En République démocratique du Congo, une question reste sans réponse depuis plusieurs jours : où se trouve Augustin Matata Ponyo ? L’ancien Premier ministre et figure de l’opposition congolaise est porté disparu depuis sa condamnation à dix ans de travaux forcés pour détournement de fonds publics. Son parti politique, le Leadership et Gouvernance pour le Développement (LGD), tire la sonnette d’alarme et réclame des comptes aux autorités.
L’inquiétude est palpable dans les rangs de l’opposition. « Il n’est ni à son domicile, ni joignable par téléphone, ni visible dans aucun centre de détention officiel », affirme Franklin Tshiamala, secrétaire général du LGD. Selon lui, la situation est grave : « Nous craignons le pire. Si l’État a des informations, il doit les partager. Il s’agit d’un homme public, ancien chef de gouvernement, député national. Son sort ne peut être une affaire de rumeur ou de spéculation ».
Condamné par la Cour constitutionnelle le 20 mai dernier pour son rôle présumé dans le détournement de fonds liés au projet agro-industriel de Bukanga-Lonzo, Matata Ponyo avait dénoncé un procès politique. Dès le lendemain du verdict, il semblait avoir disparu de la circulation. Depuis, aucune trace officielle.
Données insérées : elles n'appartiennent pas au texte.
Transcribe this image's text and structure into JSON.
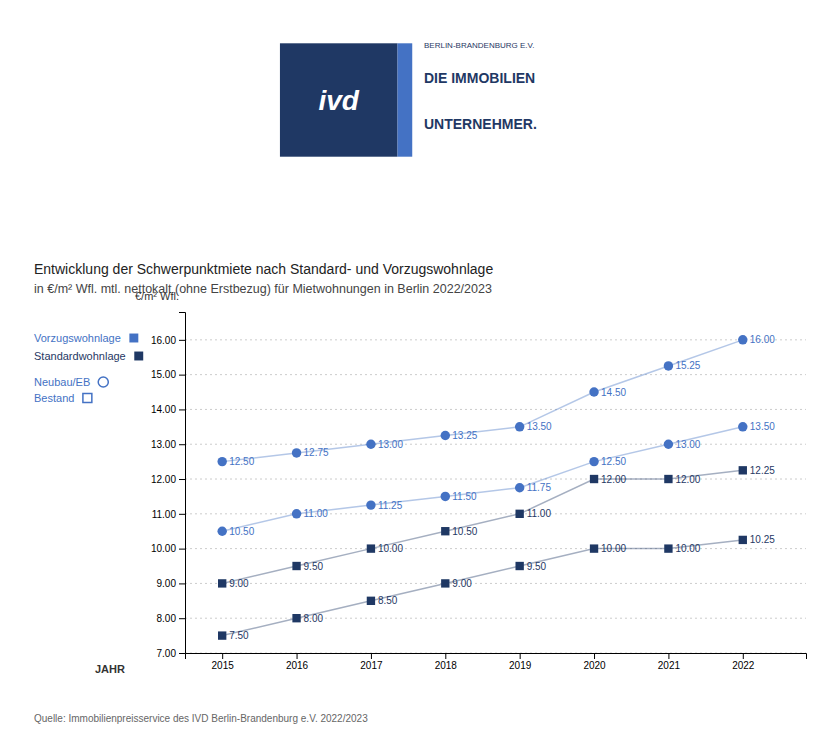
{
  "chart_data": {
    "type": "line",
    "title": "Entwicklung der Schwerpunktmiete nach Standard- und Vorzugswohnlage",
    "subtitle": "in €/m² Wfl. mtl. nettokalt (ohne Erstbezug) für Mietwohnungen in Berlin 2022/2023",
    "xlabel": "JAHR",
    "ylabel": "€/m² Wfl.",
    "x": [
      2015,
      2016,
      2017,
      2018,
      2019,
      2020,
      2021,
      2022
    ],
    "xlim": [
      2014.5,
      2022.85
    ],
    "xticks": [
      2015,
      2016,
      2017,
      2018,
      2019,
      2020,
      2021,
      2022
    ],
    "ylim": [
      7.0,
      16.8
    ],
    "yticks": [
      {
        "value": 7.0,
        "label": "7.00"
      },
      {
        "value": 8.0,
        "label": "8.00"
      },
      {
        "value": 9.0,
        "label": "9.00"
      },
      {
        "value": 10.0,
        "label": "10.00"
      },
      {
        "value": 11.0,
        "label": "11.00"
      },
      {
        "value": 12.0,
        "label": "12.00"
      },
      {
        "value": 13.0,
        "label": "13.00"
      },
      {
        "value": 14.0,
        "label": "14.00"
      },
      {
        "value": 15.0,
        "label": "15.00"
      },
      {
        "value": 16.0,
        "label": "16.00"
      }
    ],
    "grid": true,
    "data_labels": true,
    "series": [
      {
        "color": "#4472C4",
        "marker": "circle",
        "values": [
          12.5,
          12.75,
          13.0,
          13.25,
          13.5,
          14.5,
          15.25,
          16.0
        ],
        "value_labels": [
          "12.50",
          "12.75",
          "13.00",
          "13.25",
          "13.50",
          "14.50",
          "15.25",
          "16.00"
        ]
      },
      {
        "color": "#4472C4",
        "marker": "circle",
        "values": [
          10.5,
          11.0,
          11.25,
          11.5,
          11.75,
          12.5,
          13.0,
          13.5
        ],
        "value_labels": [
          "10.50",
          "11.00",
          "11.25",
          "11.50",
          "11.75",
          "12.50",
          "13.00",
          "13.50"
        ]
      },
      {
        "color": "#1F3864",
        "marker": "square",
        "values": [
          9.0,
          9.5,
          10.0,
          10.5,
          11.0,
          12.0,
          12.0,
          12.25
        ],
        "value_labels": [
          "9.00",
          "9.50",
          "10.00",
          "10.50",
          "11.00",
          "12.00",
          "12.00",
          "12.25"
        ]
      },
      {
        "color": "#1F3864",
        "marker": "square",
        "values": [
          7.5,
          8.0,
          8.5,
          9.0,
          9.5,
          10.0,
          10.0,
          10.25
        ],
        "value_labels": [
          "7.50",
          "8.00",
          "8.50",
          "9.00",
          "9.50",
          "10.00",
          "10.00",
          "10.25"
        ]
      }
    ],
    "annotations": [
      "Vorzugswohnlage",
      "Standardwohnlage",
      "Neubau/EB",
      "Bestand",
      "ivd",
      "BERLIN-BRANDENBURG E.V.",
      "DIE IMMOBILIEN",
      "UNTERNEHMER.",
      "Quelle: Immobilienpreisservice des IVD Berlin-Brandenburg e.V. 2022/2023"
    ]
  }
}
Des spéculations contradictoires circulent. Tandis que certains proches affirment qu’il aurait pu quitter clandestinement Kinshasa, des membres du gouvernement tournent les inquiétudes en dérision. Un responsable contacté par RFI le 31 mai a qualifié les alertes de son parti de « plaisanterie politique », allant jusqu’à qualifier les responsables du LGD d’« histrions ». Des accusations rejetées fermement par Franklin Tshiamala : « On parle de l’intégrité physique d’un homme, pas d’un jeu politique. Certains disent qu’il serait en France, d’autres en Belgique ou aux États-Unis. D’autres encore prétendent qu’il est bien au Congo, prêt à être arrêté. Mais en réalité, personne ne sait. Et c’est précisément cela qui est grave ».
Dans un rebondissement inquiétant, le parti affirme également que la fille de Matata Ponyo a été empêchée de quitter le territoire congolais. Son passeport aurait été confisqué par les services migratoires alors qu’elle s’apprêtait à embarquer pour les États-Unis.
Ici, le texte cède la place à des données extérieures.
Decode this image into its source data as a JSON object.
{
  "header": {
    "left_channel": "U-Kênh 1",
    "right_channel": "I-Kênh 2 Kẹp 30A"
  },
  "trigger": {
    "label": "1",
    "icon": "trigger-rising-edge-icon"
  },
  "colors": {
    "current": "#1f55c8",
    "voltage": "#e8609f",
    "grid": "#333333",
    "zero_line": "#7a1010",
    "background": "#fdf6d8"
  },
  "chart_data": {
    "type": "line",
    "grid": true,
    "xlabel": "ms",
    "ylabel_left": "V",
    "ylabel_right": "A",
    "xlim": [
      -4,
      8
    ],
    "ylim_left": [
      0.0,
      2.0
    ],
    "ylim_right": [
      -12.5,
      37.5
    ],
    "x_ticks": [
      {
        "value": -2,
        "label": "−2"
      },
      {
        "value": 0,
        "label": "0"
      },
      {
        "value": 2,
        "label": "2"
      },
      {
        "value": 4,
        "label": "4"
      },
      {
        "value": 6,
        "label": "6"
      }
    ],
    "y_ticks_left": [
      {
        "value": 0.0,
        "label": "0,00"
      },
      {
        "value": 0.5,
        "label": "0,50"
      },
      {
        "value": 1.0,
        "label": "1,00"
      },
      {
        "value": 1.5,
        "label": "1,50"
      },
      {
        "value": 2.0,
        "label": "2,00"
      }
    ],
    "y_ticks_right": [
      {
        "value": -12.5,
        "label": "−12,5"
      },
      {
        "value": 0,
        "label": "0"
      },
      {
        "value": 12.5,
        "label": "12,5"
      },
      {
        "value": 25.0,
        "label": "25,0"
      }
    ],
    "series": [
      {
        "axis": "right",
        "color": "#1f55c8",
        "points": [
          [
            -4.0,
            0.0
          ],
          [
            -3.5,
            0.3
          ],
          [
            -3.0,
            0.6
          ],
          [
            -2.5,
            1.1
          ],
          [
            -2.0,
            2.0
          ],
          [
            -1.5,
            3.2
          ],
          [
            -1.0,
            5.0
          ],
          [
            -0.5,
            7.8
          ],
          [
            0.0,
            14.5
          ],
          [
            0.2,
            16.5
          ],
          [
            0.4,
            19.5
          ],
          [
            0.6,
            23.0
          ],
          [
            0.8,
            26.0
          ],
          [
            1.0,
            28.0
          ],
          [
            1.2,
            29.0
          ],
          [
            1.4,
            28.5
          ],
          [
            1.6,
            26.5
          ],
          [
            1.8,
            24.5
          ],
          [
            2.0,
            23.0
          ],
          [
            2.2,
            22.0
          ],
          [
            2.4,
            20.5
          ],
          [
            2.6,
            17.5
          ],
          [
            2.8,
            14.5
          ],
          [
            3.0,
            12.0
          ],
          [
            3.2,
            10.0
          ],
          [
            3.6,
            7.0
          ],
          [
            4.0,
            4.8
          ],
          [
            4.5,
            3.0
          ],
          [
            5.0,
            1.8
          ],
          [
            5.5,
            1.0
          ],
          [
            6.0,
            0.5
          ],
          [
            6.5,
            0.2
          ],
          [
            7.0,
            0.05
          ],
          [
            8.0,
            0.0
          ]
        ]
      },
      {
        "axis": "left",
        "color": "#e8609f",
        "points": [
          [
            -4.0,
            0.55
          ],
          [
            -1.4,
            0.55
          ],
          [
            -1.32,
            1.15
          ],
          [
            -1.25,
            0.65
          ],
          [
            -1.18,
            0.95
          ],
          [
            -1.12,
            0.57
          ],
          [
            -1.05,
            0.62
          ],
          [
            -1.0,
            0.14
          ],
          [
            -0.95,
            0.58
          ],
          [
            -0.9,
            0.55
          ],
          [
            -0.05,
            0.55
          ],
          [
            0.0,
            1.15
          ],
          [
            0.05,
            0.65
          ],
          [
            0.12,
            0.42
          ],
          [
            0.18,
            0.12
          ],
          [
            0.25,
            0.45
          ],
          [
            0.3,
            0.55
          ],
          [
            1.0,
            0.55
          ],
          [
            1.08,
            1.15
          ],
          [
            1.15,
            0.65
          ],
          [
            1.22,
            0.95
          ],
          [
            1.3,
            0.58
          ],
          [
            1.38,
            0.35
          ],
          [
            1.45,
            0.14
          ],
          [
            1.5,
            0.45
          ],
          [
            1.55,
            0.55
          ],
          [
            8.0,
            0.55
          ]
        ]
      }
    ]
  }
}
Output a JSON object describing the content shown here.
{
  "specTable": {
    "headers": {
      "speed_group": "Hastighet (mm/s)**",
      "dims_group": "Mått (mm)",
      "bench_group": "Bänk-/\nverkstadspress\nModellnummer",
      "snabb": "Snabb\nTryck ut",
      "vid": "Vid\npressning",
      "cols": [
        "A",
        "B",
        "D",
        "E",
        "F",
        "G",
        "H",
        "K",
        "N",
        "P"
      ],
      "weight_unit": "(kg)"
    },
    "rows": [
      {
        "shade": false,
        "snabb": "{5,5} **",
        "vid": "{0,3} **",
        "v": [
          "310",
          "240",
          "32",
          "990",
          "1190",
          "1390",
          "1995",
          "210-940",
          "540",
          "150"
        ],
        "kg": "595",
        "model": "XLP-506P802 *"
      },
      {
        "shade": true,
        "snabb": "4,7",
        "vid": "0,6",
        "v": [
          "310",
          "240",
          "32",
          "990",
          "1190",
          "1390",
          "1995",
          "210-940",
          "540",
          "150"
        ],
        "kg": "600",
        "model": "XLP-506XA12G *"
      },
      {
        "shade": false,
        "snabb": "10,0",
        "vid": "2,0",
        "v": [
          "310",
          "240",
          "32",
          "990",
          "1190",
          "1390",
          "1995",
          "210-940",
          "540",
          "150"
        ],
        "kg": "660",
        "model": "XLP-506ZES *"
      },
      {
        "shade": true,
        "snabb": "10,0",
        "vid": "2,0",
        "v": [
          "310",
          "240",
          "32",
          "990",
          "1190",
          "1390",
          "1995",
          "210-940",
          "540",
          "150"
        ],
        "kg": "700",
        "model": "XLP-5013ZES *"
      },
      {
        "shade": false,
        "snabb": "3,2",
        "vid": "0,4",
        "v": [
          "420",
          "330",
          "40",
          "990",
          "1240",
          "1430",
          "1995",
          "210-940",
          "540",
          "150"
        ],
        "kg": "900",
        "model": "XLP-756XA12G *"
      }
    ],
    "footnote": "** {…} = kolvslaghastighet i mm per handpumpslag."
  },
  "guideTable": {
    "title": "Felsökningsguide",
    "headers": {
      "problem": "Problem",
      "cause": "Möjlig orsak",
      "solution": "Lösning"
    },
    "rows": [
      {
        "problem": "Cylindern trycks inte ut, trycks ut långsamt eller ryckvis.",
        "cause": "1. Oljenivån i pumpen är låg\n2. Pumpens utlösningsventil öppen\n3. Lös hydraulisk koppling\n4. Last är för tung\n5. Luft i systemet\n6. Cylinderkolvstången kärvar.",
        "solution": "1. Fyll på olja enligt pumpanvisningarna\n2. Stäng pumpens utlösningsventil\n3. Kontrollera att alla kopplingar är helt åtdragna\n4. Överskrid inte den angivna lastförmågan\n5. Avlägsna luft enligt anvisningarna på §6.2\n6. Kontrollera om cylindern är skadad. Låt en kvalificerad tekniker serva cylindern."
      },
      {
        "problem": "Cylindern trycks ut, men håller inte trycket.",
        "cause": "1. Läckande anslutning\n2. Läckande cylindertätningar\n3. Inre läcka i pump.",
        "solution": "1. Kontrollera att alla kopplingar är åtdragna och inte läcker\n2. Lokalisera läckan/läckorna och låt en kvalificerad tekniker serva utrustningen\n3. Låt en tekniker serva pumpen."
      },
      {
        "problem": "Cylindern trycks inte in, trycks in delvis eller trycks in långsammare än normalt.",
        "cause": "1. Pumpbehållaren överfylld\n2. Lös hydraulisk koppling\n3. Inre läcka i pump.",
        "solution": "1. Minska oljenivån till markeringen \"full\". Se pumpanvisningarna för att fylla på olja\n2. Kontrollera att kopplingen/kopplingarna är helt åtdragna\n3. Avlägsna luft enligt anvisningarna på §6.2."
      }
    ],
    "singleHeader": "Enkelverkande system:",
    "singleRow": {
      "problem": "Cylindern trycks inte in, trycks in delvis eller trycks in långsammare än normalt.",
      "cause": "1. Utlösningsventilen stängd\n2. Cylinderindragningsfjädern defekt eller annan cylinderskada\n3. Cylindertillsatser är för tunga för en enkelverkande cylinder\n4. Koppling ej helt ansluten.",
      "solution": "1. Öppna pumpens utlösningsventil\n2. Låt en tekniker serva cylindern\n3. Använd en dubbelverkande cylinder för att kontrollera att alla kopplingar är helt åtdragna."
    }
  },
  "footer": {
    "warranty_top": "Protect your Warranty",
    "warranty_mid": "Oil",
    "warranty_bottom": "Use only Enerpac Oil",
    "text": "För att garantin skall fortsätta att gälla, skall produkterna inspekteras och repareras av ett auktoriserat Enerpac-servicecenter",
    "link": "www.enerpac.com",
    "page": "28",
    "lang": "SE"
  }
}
Cette affaire survient dans un contexte politique sous tension. Depuis plusieurs mois, les procès d’anciens dignitaires se multiplient, dans ce que certains observateurs dénoncent comme une instrumentalisation de la justice à des fins d’épuration politique. Matata Ponyo, ancien ministre des Finances puis Premier ministre de 2012 à 2016 sous la présidence de Joseph Kabila, s’était érigé ces dernières années en opposant frontal du régime actuel.
Sa disparition soulève aujourd’hui des interrogations graves sur l’état de droit et la transparence des institutions en RDC. En l’absence d’un communiqué officiel du gouvernement, la rumeur continue de supplanter l’information, alimentant un climat de confusion, voire de crainte.